Launched in 2019, Tiya has ranked among the top 15 social networking apps in the US for the last month. Unlike the all-purpose Clubhouse, Tiya focuses on serving young players of social games like Roblox and Among Us.

Lai is no stranger to the challenges of trying to make such an app work in China.

Founded in 2013, Lizhi was one of China’s first companies making products for user-generated audio content. In 2018, it launched Zhiya, an app that blended social audio with online dating. It was removed from app stores in China along with 25 other audio apps in June 2019 as part of a clean-up campaign by regulators in the lead-up to the 70th anniversary of the founding of the People‘s Republic of China that October.

After this experience, Lai decided to focus his next audio app on markets outside China.

“We think that social audio has a better future on the global stage. So we decided to develop our social audio business globally rather than simply looking at China,” Lai said. “So we have set up Tiya in the US … and we operate it as an US company.”

After the Clubhouse block, can audio-only chat apps go mainstream in China?

Lai also dismissed the idea that the Clubhouse model would appeal to the general Chinese public.

“This style [of app] is actually very much in line with Western culture and habits. But in China, I think it may not be very suitable,” Laid said. “There may be a small number of elites who like it a lot, but the general public may not necessarily like this style very much.”
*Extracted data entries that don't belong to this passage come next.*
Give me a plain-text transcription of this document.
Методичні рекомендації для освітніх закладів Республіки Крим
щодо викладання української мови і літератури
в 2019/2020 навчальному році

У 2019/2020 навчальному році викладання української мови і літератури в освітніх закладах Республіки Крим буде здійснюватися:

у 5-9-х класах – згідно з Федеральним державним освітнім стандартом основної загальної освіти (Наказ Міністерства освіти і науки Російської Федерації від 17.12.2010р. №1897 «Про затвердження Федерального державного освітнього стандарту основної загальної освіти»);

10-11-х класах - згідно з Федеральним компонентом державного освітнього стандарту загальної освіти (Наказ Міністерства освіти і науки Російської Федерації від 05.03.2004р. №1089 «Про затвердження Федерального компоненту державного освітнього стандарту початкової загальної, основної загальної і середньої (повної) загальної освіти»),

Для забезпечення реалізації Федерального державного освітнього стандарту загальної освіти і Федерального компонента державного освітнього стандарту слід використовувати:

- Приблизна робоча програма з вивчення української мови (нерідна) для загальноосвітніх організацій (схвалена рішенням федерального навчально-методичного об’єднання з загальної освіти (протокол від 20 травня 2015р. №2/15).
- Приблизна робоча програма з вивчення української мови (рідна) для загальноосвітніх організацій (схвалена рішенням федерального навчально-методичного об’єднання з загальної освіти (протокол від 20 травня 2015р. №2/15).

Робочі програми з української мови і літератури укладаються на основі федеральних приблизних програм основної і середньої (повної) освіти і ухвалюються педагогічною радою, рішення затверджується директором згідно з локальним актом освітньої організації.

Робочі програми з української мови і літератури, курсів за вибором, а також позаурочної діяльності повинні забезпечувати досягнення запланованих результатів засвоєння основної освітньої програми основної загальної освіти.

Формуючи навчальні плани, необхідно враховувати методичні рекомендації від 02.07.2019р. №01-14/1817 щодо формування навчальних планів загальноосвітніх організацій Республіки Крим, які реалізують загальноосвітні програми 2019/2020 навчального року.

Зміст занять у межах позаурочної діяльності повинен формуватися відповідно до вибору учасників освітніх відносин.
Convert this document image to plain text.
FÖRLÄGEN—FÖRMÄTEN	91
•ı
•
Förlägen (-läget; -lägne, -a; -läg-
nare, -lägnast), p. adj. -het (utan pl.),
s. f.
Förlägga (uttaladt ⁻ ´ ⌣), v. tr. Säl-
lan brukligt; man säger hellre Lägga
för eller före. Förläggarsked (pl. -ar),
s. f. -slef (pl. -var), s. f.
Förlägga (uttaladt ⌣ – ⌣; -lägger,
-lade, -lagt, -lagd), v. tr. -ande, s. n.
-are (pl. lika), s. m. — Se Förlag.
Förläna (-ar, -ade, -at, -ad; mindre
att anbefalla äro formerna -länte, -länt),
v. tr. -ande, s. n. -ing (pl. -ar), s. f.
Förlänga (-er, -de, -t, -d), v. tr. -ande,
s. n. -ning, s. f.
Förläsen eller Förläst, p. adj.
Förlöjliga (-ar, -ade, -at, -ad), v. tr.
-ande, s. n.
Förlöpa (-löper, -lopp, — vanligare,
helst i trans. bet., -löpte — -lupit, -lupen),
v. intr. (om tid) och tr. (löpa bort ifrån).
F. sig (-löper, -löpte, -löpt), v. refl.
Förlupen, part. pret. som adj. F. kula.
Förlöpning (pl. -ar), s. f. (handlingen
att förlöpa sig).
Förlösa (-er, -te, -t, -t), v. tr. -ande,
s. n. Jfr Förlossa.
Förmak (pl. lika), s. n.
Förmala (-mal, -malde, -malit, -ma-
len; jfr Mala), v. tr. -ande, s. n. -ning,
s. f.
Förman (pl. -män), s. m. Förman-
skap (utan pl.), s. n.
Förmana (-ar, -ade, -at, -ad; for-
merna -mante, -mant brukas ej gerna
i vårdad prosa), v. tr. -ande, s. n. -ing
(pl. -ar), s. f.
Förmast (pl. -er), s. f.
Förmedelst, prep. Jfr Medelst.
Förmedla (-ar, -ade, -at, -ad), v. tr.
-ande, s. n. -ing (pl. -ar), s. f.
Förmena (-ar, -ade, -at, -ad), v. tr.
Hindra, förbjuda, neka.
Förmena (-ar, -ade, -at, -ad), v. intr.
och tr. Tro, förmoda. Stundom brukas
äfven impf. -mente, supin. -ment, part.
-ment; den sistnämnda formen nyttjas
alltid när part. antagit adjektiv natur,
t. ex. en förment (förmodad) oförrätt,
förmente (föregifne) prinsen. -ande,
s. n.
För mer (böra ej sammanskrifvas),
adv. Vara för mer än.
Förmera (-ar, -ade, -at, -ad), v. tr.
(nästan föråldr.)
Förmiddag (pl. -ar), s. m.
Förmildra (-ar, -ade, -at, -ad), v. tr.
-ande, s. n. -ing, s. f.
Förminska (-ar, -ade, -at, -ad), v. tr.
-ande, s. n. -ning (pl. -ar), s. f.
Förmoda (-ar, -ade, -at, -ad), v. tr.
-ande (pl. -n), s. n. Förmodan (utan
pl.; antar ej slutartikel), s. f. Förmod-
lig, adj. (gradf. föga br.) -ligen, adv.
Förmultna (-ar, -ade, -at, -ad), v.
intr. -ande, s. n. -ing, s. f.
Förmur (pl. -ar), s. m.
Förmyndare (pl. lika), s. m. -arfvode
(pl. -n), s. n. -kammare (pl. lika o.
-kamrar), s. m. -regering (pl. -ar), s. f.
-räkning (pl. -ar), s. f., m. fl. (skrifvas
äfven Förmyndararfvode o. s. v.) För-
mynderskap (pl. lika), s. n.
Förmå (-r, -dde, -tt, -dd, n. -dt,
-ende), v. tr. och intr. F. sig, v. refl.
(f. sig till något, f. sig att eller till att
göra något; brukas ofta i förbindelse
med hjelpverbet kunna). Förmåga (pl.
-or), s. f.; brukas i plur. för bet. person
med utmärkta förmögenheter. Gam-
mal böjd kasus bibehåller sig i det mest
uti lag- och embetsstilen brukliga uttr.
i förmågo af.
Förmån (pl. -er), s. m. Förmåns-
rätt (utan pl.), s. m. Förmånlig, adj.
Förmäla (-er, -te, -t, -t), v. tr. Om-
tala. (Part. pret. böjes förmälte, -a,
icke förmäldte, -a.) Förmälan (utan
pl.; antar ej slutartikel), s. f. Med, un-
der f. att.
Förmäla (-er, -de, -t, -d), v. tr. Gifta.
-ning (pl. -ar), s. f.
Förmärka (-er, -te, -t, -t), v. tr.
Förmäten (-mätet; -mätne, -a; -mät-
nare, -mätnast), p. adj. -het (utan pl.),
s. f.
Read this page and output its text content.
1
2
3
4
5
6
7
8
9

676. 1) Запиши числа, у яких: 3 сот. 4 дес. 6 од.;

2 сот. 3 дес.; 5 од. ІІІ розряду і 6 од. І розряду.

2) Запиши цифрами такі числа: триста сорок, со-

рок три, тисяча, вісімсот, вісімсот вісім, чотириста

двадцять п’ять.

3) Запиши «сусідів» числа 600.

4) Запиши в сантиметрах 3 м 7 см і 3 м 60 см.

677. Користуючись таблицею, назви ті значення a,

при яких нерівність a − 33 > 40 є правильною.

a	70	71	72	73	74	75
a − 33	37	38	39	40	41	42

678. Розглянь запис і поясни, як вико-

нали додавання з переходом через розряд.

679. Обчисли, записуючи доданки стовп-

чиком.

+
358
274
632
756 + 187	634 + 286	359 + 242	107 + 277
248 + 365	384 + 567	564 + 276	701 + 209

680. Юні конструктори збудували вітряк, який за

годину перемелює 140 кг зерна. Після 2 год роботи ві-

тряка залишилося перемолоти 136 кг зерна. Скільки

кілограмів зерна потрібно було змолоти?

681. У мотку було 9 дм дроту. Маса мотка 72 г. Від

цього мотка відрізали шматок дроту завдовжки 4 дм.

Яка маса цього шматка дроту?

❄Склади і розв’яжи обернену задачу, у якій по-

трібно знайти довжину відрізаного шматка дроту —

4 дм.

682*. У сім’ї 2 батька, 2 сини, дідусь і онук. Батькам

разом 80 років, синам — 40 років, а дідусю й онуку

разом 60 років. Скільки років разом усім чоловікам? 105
The audio app boom is already benefiting Lizhi and other Chinese companies. The Guangzhou-based creator of Tiya, which went public on the Nasdaq in January 2020, saw its shares rise nearly fourfold this month. Agora, another Chinese-founded company that provides the back-end audio service for Clubhouse, saw its stock jump 30 per cent the day Musk made his appearance.

In recent years, it has become increasingly common for Chinese companies to turn to overseas markets for growth in segments facing harsh restrictions in China, including video games, sports betting and live streaming. One way of doing this is setting up overseas subsidiaries that position themselves as Western companies.

The most notable example of this is ByteDance, which operates TikTok separately from the Chinese version, Douyin. ByteDance has long maintained that TikTok is operationally independent from its Chinese counterpart, but this has not appeased foreign governments like those in the US and India, which have raised scrutiny of Chinese apps.

Clubhouse provider: the internet is ready for true real-time interaction

Lai likened audio apps to short video apps like TikTok and competitor Kuaishou, offering it as an example of how China has an advantage in developing social audio technologies and related business models.

“In social audio, I believe, across the entire global market, there will be places for Chinese companies,” Lai said. “That’s because Chinese companies have been exploring this vertical for a long time and have developed a very deep understanding, as well as a cohort of talent, be it in terms of products or technologies.”

Not all Chinese audio apps are so concerned about doing business in the domestic market. Live-streaming company Inke recently launched a social audio app called Duihuaba, which looks nearly identical to Clubhouse. Justin Sun, the millennial founder of cryptocurrency platform and BitTorrent owner Tron, recently invested in Two, which he called a Chinese version of Clubhouse.

Even as Tiya focuses on user acquisition overseas, Lizhi does not yet make any money from the app. The company still owes its success to its domestic market, where it pulled in 361.5 million yuan (US$55.7 million) in revenue in the third quarter of 2020, a 10 per cent rise over the same period in 2019, according to financial filings.

The bulk of its revenue has come from taking a cut of virtual gifts that listeners give to hosts through its apps, according to its filings, which also show the company’s monthly active users rose 21 per cent to 56.2 million in third quarter, and paying users reached 448,300.